Il y a beaucoup de concurrence avec les nombreuses autres régions agitées, mais la Colombie est aux prises avec le plus important conflit dans l’hémisphère occidental. Elle constitue le plus gros problème de l’hémisphère occidental au niveau des droits de la personne; elle présente le plus grave problème de déplacements de l’hémisphère occidental; et elle a le plus gros problème de drogue de l’hémisphère occidental.1

            Au moment de la visite du Sous-comité, le gouvernement du Canada s’intéressait à la protection et à la promotion des droits de la personne, certes, mais il était également mêlé de près à la facilitation des pourparlers de paix entre le gouvernement colombien et le plus important groupe d’insurgés de la Colombie, les Forces armées révolutionnaires de Colombie (FARC). Quelques jours après le retour du Sous-comité à Ottawa, le processus de paix a été interrompu et le conflit a repris de plus belle.

            La tournure des événements a dicté une modification des priorités immédiates, car il faut désormais protéger les civils colombiens, appuyer le gouvernement démocratique de Colombie et, même si le Canada et les autres pays n’ont pas de contact avec les guérilleros ni avec les groupes paramilitaires, œuvrer pour que cessent les enlèvements et les opérations visant des civils. (De tels principes humanitaires pourraient constituer le point de départ de nouveaux pourparlers de paix.) Bien que cela soit maintenant plus difficile à cause de la reprise complète des hostilités et de l’élection présidentielle prochaine en Colombie, les membres du Sous-comité restent convaincus qu’une solution négociée demeure en fin de compte la solution idéale.

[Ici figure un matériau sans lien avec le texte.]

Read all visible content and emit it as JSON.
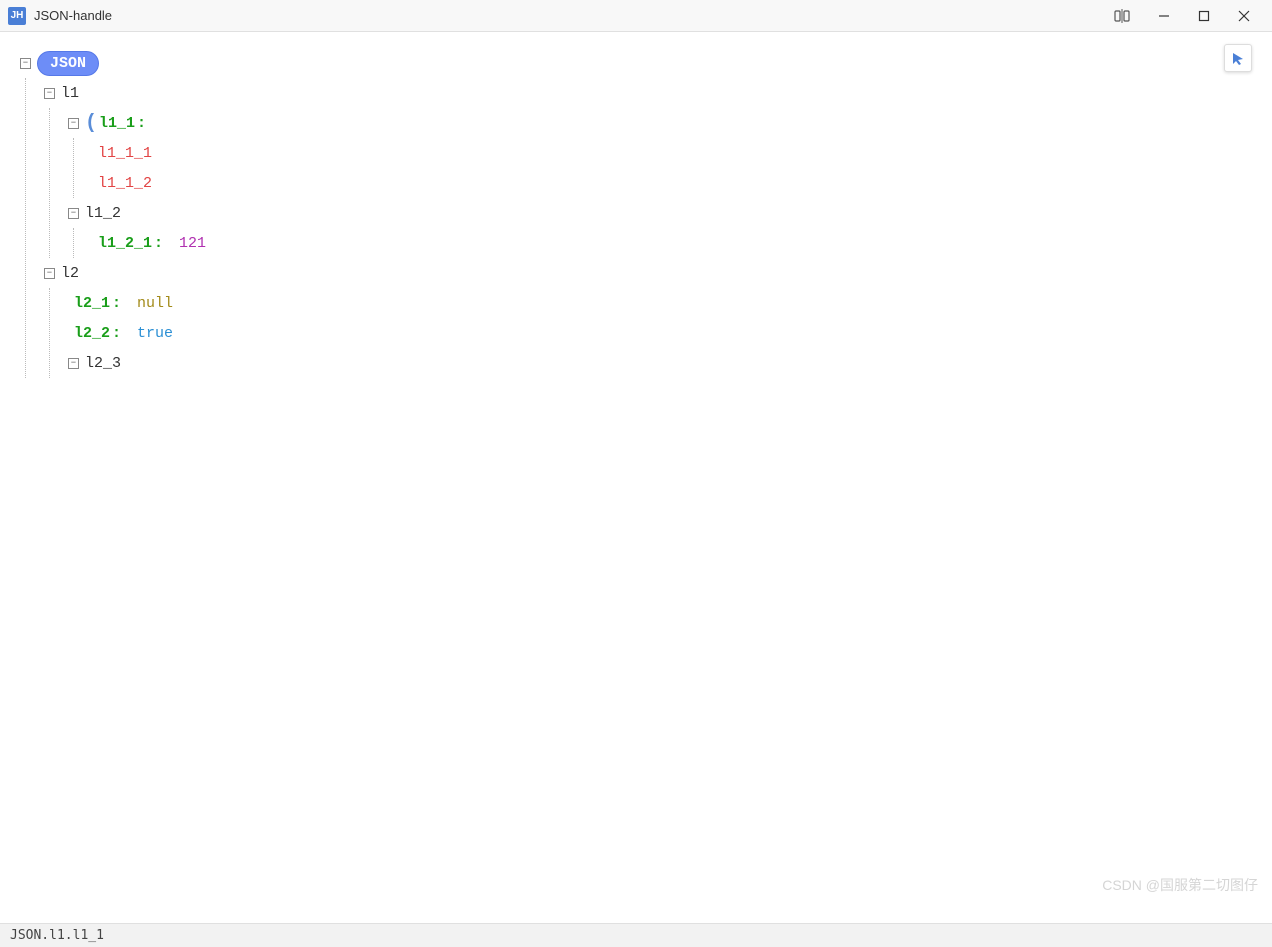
{
  "window": {
    "app_icon_text": "JH",
    "title": "JSON-handle"
  },
  "root_label": "JSON",
  "tree": {
    "l1": {
      "key": "l1",
      "l1_1": {
        "key": "l1_1",
        "children": [
          "l1_1_1",
          "l1_1_2"
        ]
      },
      "l1_2": {
        "key": "l1_2",
        "l1_2_1": {
          "key": "l1_2_1",
          "value": "121"
        }
      }
    },
    "l2": {
      "key": "l2",
      "l2_1": {
        "key": "l2_1",
        "value": "null"
      },
      "l2_2": {
        "key": "l2_2",
        "value": "true"
      },
      "l2_3": {
        "key": "l2_3"
      }
    }
  },
  "statusbar": {
    "path": "JSON.l1.l1_1"
  },
  "watermark": "CSDN @国服第二切图仔",
  "toggles": {
    "minus": "−",
    "plus": "+"
  }
}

            Le Canada et d’autres membres de la communauté internationale sont non seulement disposés à faciliter la recherche d’une paix juste en Colombie, mais également prêts à faire tout leur possible pour aider le gouvernement colombien à renforcer son pouvoir, ses moyens d’action et sa crédibilité auprès de tous les secteurs de la société. Pour renforcer la démocratie colombienne, il faudra aider davantage le système de justice et soutenir la société civile, qui, idéalement, devrait prendre part à d’éventuelles négociations de paix complètes.

            Il sera important que la Colombie puisse compter sur l’investissement étranger et le commerce international si on veut qu’elle soit en mesure de s’attaquer à ses graves problèmes de pauvreté et autres, et des entreprises canadiennes ont déjà consenti d’importants investissements dans divers secteurs, dont ceux des télécommunications et de l’énergie. Il est crucial que tant les entreprises canadiennes actives en Colombie ainsi qu’Exportation et développement Canada continuent d’observer les normes les plus élevées de responsabilité sociale.

            Protection et promotion des droits de la personne

            La situation des droits de la personne en Colombie est déplorable, notamment en ce qui concerne les défenseurs des droits de la personne, les syndicalistes et les Autochtones. S’il est vrai que le gouvernement colombien a accompli des progrès en mettant en place des structures de protection et de promotion des droits de la personne, il n’en demeure pas moins que l’impunité y est quasi totale. Le cas des forces armées nationales est plus difficile encore, car elles ont toujours eu un bilan peu reluisant en matière de respect des droits de la personne. Le nombre des plaintes pour atteintes aux droits portées directement contre des soldats colombiens a beaucoup diminué ces dernières années, et le gouvernement de la Colombie a adopté une politique de répression des groupes « paramilitaires » de la droite. Il faut applaudir à ces réalisations, mais il reste que les officiers colombiens de grades intermédiaires continuent souvent de fermer les yeux sur les activités des paramilitaires.

            On relève un fait nouveau d’importance dans l’évolution de la situation des droits de la personne en Colombie, soit l’ouverture d’un bureau des droits de l’homme de l’ONU. Bien que ce soit le gouvernement colombien qui ait réclamé ce bureau, ses relations avec lui n’ont pas toujours été faciles, et le président de la Colombie, Andres Pastrana, a dit aux membres du Sous-comité à Bogotá que le gouvernement n’estimait pas être toujours traité justement dans les rapports de ce bureau.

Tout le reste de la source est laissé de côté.